1. Sur la notion même de “facture fictive”
Une facture est dite fictive uniquement lorsqu’elle ne correspond à aucune opération réelle :
ni livraison, ni prestation, ni contrepartie.
👉 En l’espèce, les opérations facturées ont donné lieu à des livraisons effectives de matériels CISCO à Madagascar au profit de la société CONNECTIC.
Des documents de transport, des déclarations douanières et des éléments de stock attestent de cette réalité.
Conclusion : l’existence d’une contrepartie réelle exclut, par définition, toute qualification de facture fictive.
2. Sur la discordance entre l’intitulé des factures et la réalité livrée
La plainte met en avant le fait que les factures mentionnent une cession de licences logicielles, alors que des équipements matériels ont été livrés.
Cette discordance relève :
-
d’un libellé administratif inadapté,
-
lié aux contraintes bancaires et commerciales internationales de l’époque,
-
et non de l’inexistence des opérations.
👉 En droit, ce n’est pas l’intitulé d’une facture qui prévaut, mais la réalité économique de la transaction.
Conclusion : une facture peut être mal libellée sans être fictive.
3. Sur la réalité des flux financiers et des livraisons
Les faits établissent cumulativement :
-
des paiements effectifs depuis les comptes de CONNECTIC,
-
des livraisons physiques de matériels CISCO,
-
une utilisation réelle de ces équipements par l’entreprise.
Il n’existe donc :
-
ni disparition de fonds,
-
ni appauvrissement sans contrepartie,
-
ni opération imaginaire.
Conclusion : l’entreprise a reçu ce pour quoi elle a payé.
4. Sur l’absence de préjudice pour la société CONNECTIC
La qualification pénale invoquée suppose un préjudice réel pour la société.
Or :
-
CONNECTIC a acquis des matériels,
-
les a intégrés à son activité,
-
et n’a subi aucune perte non compensée.
👉 Sans préjudice, il n’y a pas de fondement pénal.

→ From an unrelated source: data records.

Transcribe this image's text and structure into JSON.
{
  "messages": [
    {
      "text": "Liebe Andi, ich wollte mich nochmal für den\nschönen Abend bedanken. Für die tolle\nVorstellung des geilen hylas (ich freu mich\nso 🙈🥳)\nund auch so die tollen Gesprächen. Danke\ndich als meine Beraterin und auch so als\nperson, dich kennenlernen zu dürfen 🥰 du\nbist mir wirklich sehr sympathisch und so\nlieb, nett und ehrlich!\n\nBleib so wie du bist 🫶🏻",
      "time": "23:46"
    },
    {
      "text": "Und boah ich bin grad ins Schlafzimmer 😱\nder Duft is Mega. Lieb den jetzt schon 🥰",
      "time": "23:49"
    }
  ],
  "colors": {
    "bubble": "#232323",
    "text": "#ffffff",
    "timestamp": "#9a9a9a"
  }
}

5. Sur l’auteur matériel des factures
Un élément central du dossier est que les factures aujourd’hui qualifiées de “fictives” ont été établies par Ranarison Tsilavo lui-même.
Il en résulte qu’il est juridiquement et logiquement contradictoire de :
-
dénoncer comme frauduleux des documents,
-
dont on est l’auteur matériel,
-
et qui correspondent à des opérations exécutées.
Conclusion : cette circonstance affaiblit considérablement la crédibilité de l’allégation.
6. Sur la portée réelle de la plainte
Au mieux, les faits décrits relèvent :
-
d’un désaccord comptable ou contractuel,
-
ou d’une imprécision documentaire.
Ils ne caractérisent ni :
-
des factures fictives,
-
ni une fraude,
-
ni un détournement de fonds.
Conclusion générale
L’accusation de « factures fictives » formulée dans la plainte repose sur une confusion entre libellé administratif et réalité économique.
Dès lors que :
-
les paiements sont établis,
-
les livraisons sont réelles,
-
et la contrepartie est effective,
👉 la qualification de factures fictives est juridiquement infondée.
À retenir :
Une facture n’est fictive que lorsqu’elle ne correspond à rien. Ce n’est pas le cas lorsqu’elle s’inscrit dans une opération réelle, exécutée et compensée.